The "independent and alert" pensioner was originally admitted on 15 July 2005 after being hit by a car near her home in Stairfoot, Barnsley, and suffering a broken right knee.

She later suffered dehydration and a serious drop in blood pressure, but there was a three-and-a-half hour delay in nursing staff finding a junior doctor. Even when the doctor was found he seriously blundered in his treatment, the inquest heard.

The coroner said he failed to give her the fluids she needed and appeared not to recognise the pensioner was suffering from acute renal failure.

The junior doctor, who has returned to India and could not be traced to give evidence, prescribed an 'inappropriate and possibly harmful' drug which risked causing further kidney damage.

However, she was deemed well enough to be discharged to a respite care home on August 5.

Two days later she was taken back to the hospital's casualty unit suffering from vomiting and high temperature.

An expert told the inquest she should have been given a chest X-ray, scan and urine analysis and admitted for further care.

But a locum doctor failed to carry out proper tests and sent her home without realising she had a dangerously low blood sodium level.

The coroner concluded that had she been treated properly at this stage her "subsequent demise may have been prevented."

Even when she was readmitted on 8 August - the next day - the mistakes in her care continued.

Tests showed Miss Danforth's blood sodium level was so low it could have caused a coma or seizure at any time. But after the results came back there was a delay of at least four-and-a-half before a doctor saw her.

The inquest heard the doctor should have ordered tests to find the cause of the blood problem and consulted a senior colleague.

"Such tests are rapid, routine, standard and easily available in all hospitals," said the coroner. "These tests were not requested."

These mistakes meant the loss of a vital 16-hour window of treatment. Yet the situation went from bad to worse when a senior doctor was called in, the inquest heard.

An acute medicine consultant came up with an "obscure" diagnosis for her problem which, according to expert evidence, was "exceptionally unlikely" to be correct.

The coroner said the right questions were not all asked and her treatment at this stage also amounted to "gross failure".

A few hours later Miss Danforth suddenly deteriorated, became unconscious and had apparently suffered a stroke. She died at the hospital on 15 August.

In her conclusions, Miss Cuthbert blamed the patient's needless renal failure on her hospital care and said it probably caused her blood sodium problem, which in turn resulted in a stroke.

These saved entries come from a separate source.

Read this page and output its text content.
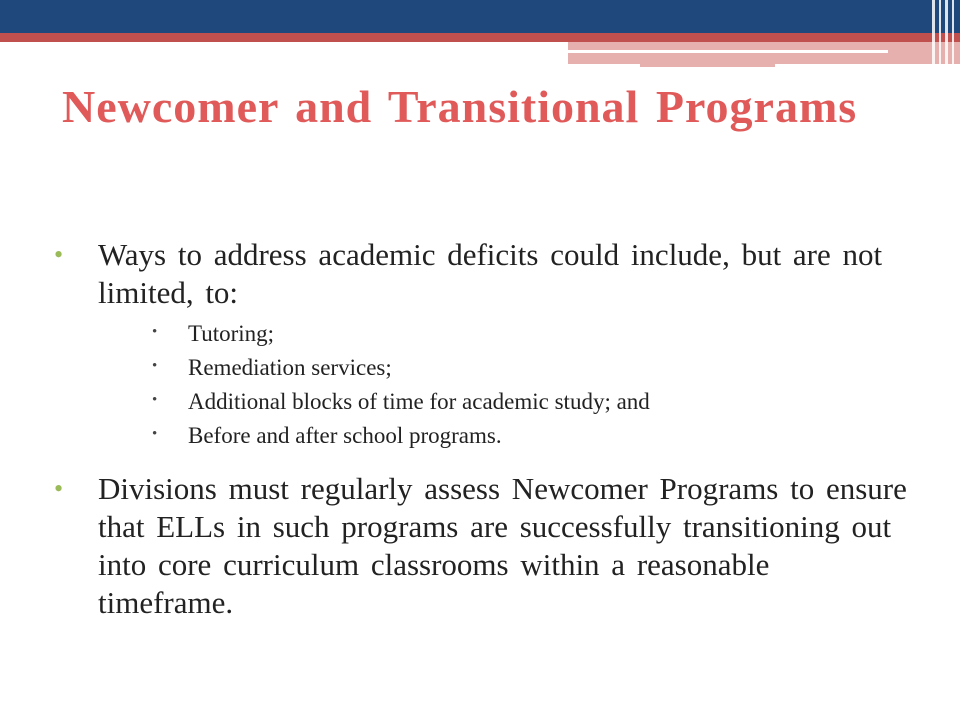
Newcomer and Transitional Programs
• Ways to address academic deficits could include, but are not limited, to:
• Tutoring;
• Remediation services;
• Additional blocks of time for academic study; and
• Before and after school programs.
• Divisions must regularly assess Newcomer Programs to ensure that ELLs in such programs are successfully transitioning out into core curriculum classrooms within a reasonable timeframe.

"I find that on the balance of probabilities, but for the failure to take action, Miss Danforth would have survived or her life would have been prolonged," she said.

The coroner is writing to the Barnsley District Hospital NHS Trust asking it to review the training of doctors at the hospital.

Miss Danforth taught at the same Barnsley school for 38 years and was a pioneer of nursery education in the town after the Second World War.

After the hearing Miss Danforth's sister Lillian Flatt, 83, said: "I am not surprised at the coroner's findings. I knew a lot of mistakes were made. It is the whole system at the hospital that was at fault."